The Supreme Court's multiple opinions in Stop the Beach Renourishment v. Fla. Dep't of Envt'l Protection, 130 S. Ct. 2592 (2010), although unanimous in concluding that the Florida Supreme Court's decison was not a judicial taking, were not the last words on the subject. Six justices concluded that in the right circumstances, a decision by a state supreme court would violate the takings or due process clauses, while the remaining two justices concluded that some future case might be the right vehicle to decide whether a court decision could take property.
Our suspicions that the case marked the opening of the judicial takings canon and not its closing were quickly confirmed. Last week, we posted this cert petition in another beach case from Hawaii that draws the takings question more precisely than Stop the Beach Renourishment, and earlier we asked "Why Isn't This A 'Judicial Taking?'" about a Washington Supreme Court decision ordering a property owner whose land was encroached upon by his neighbor to sell the land to the neighbor.
Now comes another, this time involving a question of who owns the land under certain Montana rivers. For more than 100 years, there wasn't any doubt: the riverbeds were private property, or were federal property. In PPL Montana, LLC v. State of Montana, 229 P.3d 421 (Mont., Mar. 30, 2010), the Montana Supreme Court concluded otherwise, and held that the state owns that property. The (former) property owner has filed this cert petition, asking the Supreme Court to review these Questions Presented:
The Montana Supreme Court held on a summary judgment record that the State of Montana owns the riverbeds under more than 500 miles of river, including the riverbeds under multiple hydropower facilities on the upper Missouri, Madison, and Clark Fork rivers. This came as quite a shock, because for more than a century the riverbeds beneath those facilities have been treated as owned by private parties or the federal government. In reaching this result, the lower court concluded that the rivers were navigable when Montana joined the Union in 1889 and, therefore, that Montana held title to the riverbeds. The court upheld summary judgment for the State, notwithstanding a prior federal court decree, as well as 500 pages of expert testimony and exhibits disputing Montana’s claim to title, establishing that the relevant sections of the rivers were not navigable at statehood. The consequences are draconian: The court below held that the State is entitled to collect tens of millions in retroactive back rent and millions more in future payments from the owners of the hydropower facilities.The questions presented are:1. Does the constitutional test for determining whether a section of a river is navigable for title purposes require a trial court to determine, based on evidence, whether the relevant stretch of the river was navigable at the time the State joined the Union as directed by United States v.
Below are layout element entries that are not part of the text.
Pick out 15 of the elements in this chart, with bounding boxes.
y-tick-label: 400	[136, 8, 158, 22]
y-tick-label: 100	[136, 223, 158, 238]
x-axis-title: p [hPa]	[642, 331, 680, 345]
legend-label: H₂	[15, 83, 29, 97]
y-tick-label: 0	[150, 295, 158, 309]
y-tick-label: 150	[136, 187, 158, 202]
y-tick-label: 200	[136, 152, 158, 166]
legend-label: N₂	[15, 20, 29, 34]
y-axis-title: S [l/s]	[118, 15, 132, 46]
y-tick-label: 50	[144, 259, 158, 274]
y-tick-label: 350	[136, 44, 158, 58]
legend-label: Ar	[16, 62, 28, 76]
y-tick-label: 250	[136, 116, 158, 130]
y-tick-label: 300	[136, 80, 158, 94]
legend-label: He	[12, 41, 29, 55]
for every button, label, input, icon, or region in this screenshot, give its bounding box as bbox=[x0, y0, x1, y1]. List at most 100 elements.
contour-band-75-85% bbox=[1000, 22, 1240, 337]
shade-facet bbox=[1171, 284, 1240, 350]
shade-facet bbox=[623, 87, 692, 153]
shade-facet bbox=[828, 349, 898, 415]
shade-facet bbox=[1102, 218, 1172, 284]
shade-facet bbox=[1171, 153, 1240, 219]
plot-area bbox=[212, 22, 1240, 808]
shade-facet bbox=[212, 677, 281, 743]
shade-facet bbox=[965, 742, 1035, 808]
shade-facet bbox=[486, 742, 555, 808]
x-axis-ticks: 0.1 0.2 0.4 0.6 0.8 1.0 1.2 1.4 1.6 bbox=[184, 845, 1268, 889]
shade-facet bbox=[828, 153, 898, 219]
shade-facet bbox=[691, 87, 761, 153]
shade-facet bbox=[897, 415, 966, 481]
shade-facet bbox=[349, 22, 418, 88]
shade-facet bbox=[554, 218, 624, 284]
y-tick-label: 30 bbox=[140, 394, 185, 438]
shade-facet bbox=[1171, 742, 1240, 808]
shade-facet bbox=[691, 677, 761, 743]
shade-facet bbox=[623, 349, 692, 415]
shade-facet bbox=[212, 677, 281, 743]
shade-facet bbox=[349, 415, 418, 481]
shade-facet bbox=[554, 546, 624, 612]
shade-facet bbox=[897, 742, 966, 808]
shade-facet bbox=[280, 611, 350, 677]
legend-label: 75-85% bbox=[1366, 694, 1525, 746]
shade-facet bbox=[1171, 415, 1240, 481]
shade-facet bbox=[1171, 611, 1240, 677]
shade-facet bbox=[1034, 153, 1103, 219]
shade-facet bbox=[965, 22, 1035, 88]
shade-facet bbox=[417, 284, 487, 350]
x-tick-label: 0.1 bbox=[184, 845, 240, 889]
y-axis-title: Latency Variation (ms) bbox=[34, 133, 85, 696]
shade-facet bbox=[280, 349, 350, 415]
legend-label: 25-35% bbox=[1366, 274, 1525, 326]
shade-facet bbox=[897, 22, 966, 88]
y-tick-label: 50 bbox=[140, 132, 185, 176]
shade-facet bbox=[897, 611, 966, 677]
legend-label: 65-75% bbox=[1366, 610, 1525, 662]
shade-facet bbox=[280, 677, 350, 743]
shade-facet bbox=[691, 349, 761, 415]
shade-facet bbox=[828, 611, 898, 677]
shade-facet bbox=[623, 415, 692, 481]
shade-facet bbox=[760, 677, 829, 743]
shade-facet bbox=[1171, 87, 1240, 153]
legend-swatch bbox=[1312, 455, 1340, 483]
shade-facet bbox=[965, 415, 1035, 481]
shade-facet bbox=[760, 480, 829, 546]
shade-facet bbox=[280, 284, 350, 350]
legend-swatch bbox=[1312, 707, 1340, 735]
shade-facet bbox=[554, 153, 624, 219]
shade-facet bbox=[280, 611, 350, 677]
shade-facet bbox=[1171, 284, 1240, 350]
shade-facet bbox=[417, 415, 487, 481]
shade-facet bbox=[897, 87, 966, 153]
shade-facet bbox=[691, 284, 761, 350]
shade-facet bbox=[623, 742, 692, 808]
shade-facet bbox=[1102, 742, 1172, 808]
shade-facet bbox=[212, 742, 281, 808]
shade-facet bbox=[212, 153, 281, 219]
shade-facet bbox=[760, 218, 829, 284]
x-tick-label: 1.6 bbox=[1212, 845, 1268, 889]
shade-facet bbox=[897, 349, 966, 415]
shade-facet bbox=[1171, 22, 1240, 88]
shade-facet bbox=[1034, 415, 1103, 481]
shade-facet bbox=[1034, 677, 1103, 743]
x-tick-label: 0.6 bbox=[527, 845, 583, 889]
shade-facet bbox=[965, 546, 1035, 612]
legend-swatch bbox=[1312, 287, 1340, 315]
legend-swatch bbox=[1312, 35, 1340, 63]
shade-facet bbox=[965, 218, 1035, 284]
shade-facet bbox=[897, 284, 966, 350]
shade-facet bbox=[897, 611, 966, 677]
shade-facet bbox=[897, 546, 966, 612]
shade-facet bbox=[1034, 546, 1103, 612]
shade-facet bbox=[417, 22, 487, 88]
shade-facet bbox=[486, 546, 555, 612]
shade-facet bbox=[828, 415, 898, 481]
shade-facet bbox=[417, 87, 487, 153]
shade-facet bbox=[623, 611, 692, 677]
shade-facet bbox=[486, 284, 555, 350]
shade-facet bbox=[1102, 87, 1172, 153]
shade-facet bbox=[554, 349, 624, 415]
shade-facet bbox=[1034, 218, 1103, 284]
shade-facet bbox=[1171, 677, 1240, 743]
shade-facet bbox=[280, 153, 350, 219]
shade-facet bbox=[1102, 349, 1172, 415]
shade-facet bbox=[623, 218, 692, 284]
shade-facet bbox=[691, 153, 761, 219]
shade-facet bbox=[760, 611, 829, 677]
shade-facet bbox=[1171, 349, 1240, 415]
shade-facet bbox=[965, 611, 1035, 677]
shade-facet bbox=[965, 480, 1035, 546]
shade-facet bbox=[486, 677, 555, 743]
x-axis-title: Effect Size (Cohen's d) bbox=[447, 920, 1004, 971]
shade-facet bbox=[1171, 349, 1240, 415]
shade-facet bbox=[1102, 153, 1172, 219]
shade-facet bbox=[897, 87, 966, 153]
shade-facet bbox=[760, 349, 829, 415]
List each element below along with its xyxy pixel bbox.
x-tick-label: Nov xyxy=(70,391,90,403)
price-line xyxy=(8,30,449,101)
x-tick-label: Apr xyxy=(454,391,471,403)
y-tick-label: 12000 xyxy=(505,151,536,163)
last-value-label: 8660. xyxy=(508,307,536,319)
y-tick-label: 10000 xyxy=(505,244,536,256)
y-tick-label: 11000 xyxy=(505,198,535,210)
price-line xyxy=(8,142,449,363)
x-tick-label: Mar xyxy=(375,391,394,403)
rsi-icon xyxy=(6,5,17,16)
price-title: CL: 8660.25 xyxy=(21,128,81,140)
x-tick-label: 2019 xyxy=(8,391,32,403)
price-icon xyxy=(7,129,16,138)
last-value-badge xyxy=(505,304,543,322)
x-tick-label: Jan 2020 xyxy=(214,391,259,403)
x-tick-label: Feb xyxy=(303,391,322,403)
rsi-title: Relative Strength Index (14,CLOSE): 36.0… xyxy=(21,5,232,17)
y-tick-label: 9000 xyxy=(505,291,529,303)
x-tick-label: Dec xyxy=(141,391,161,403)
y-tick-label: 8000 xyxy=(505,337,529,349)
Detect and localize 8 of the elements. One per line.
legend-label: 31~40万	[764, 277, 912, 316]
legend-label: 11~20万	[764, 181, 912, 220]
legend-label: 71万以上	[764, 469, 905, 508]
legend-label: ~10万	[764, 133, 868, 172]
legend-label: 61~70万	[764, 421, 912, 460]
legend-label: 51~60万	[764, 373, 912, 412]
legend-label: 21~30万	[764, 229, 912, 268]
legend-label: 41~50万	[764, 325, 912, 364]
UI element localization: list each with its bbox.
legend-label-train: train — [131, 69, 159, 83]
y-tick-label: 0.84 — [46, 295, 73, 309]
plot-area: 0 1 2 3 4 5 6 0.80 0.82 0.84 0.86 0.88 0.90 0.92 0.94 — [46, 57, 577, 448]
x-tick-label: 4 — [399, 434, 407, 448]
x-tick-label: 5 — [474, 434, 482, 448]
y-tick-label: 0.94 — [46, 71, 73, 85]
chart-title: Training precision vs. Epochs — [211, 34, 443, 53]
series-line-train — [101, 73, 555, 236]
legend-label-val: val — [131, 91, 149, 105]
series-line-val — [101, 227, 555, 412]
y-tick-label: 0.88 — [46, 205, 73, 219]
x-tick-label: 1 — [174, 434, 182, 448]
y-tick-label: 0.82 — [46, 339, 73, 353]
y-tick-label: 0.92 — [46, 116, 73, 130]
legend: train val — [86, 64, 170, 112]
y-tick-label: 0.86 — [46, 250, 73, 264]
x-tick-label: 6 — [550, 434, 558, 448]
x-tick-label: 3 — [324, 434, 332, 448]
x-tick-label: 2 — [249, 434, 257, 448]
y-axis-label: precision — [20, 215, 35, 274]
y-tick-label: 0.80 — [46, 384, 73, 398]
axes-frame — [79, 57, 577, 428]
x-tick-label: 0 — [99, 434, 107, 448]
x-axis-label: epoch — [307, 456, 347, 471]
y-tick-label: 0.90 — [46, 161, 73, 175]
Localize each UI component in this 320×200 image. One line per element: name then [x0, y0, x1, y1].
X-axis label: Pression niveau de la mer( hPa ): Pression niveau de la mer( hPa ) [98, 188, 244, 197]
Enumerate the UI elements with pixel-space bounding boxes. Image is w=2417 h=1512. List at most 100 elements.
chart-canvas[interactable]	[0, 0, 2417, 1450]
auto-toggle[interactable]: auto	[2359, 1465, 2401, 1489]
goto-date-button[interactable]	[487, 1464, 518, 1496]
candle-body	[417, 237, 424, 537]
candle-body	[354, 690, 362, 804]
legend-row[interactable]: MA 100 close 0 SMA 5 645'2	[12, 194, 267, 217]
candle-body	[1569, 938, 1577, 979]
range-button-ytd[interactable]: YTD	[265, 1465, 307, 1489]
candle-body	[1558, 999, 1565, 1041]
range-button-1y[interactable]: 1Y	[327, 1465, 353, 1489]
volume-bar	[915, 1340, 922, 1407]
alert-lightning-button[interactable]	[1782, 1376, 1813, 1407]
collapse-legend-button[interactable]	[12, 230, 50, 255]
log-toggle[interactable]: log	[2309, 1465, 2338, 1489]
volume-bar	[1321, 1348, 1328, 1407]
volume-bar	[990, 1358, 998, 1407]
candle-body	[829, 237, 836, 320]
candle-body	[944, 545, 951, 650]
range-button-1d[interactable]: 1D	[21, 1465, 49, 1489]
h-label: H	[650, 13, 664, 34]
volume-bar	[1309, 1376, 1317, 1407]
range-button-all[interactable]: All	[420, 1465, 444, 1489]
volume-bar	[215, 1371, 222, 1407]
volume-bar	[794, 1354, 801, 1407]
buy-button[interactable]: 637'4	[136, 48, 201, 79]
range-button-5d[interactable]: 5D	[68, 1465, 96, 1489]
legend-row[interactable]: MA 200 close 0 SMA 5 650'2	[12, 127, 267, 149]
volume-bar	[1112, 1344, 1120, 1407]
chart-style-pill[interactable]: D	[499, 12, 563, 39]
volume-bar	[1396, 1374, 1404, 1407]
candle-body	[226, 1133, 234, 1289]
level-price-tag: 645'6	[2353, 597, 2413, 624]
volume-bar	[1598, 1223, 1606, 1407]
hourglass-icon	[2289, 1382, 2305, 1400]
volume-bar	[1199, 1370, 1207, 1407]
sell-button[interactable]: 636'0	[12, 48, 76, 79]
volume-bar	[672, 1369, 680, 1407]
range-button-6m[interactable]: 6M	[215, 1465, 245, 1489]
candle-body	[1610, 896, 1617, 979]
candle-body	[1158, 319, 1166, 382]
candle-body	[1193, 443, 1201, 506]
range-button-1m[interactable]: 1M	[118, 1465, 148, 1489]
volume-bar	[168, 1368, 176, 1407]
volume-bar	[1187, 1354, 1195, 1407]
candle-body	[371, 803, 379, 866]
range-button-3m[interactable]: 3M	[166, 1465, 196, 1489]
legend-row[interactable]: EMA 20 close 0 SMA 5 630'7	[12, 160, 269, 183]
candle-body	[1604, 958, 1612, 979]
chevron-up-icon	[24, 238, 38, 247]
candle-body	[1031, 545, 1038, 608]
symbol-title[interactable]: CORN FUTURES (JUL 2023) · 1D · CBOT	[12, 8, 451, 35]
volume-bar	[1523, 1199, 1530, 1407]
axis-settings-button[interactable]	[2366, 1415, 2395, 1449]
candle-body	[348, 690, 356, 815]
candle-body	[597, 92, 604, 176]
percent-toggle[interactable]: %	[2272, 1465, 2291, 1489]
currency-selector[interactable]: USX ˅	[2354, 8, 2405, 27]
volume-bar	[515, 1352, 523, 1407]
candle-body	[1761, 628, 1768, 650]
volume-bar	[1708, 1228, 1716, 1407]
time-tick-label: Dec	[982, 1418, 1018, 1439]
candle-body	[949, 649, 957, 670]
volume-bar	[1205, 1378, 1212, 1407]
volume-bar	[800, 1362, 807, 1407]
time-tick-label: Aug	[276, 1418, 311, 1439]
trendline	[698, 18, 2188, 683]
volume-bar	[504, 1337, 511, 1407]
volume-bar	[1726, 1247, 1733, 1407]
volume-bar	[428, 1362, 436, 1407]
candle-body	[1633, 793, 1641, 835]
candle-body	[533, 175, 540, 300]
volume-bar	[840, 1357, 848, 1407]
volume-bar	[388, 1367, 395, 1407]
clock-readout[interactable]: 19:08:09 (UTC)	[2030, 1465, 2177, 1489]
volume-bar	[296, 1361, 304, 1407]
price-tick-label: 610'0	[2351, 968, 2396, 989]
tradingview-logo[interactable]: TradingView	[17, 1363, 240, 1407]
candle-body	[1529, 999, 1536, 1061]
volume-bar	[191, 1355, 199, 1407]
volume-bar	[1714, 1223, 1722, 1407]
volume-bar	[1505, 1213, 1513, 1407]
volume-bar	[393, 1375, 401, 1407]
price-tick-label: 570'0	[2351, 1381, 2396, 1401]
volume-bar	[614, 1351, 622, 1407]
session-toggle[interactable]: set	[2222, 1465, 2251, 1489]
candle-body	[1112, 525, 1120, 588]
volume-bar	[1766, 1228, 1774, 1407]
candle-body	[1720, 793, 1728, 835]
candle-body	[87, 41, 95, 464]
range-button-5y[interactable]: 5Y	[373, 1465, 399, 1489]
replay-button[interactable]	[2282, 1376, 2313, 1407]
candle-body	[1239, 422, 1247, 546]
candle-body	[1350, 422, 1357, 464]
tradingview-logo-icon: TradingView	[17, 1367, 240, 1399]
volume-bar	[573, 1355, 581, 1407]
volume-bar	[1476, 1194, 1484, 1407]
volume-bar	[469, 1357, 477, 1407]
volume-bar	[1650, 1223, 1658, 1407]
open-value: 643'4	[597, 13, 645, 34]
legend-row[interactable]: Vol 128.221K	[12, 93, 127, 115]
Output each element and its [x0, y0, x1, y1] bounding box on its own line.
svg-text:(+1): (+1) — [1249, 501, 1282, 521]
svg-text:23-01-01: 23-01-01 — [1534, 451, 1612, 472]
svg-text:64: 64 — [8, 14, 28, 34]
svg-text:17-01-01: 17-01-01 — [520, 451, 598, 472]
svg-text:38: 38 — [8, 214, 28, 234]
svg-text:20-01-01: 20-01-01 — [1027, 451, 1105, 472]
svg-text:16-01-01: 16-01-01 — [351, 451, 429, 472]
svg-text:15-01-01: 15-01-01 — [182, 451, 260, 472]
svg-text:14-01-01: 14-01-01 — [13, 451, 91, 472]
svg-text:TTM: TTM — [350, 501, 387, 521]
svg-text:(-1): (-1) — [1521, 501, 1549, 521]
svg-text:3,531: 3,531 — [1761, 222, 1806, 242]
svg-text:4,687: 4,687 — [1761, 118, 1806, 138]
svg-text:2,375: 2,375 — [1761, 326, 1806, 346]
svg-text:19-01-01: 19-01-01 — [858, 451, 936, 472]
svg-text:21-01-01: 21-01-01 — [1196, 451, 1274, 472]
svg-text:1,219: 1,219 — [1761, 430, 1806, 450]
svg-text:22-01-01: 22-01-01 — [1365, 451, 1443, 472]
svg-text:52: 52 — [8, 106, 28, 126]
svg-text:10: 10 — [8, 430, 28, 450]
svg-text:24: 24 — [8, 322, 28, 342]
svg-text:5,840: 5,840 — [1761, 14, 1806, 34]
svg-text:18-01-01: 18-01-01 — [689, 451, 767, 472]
Utah, 283 U.S. 64 (1931), or may the court simply deem the river as a whole generally navigable based on evidence of present-day recreational use, with the question “very liberally construed” in the State’s favor?2. When a hydropower project is licensed under the Federal Power Act, a process that includes an economic analysis of the project and solicits state input, and the hydropower producer has obtained easements from private parties and paid substantial rents to the federal government on the understanding that the riverbeds under the hydropower facilities are owned by those private parties or the federal government, is a State’s attempt retroactively to claim title and impose tens of millions of back and future rent obligations for use of the riverbeds preempted?
The Montana Farm Bureau and the Cato Institute have filed an amicus brief supporting the petition, arguing that "[t]he majority of that court ruled that the entirety of the Missouri, Clark Fork, and Madison rivers were navigable at the time of Montana’s statehood, producing a broad holding that eradicates property rights to the rivers and riverbanks that Montanans had enjoyed for over a century."
More to follow if and when the State files its Brief in Opposition. Hat tips to my Damon Key colleague Mark Murakami for sending the case our way, and to Ilya Shapiro at Cato for the cert petition.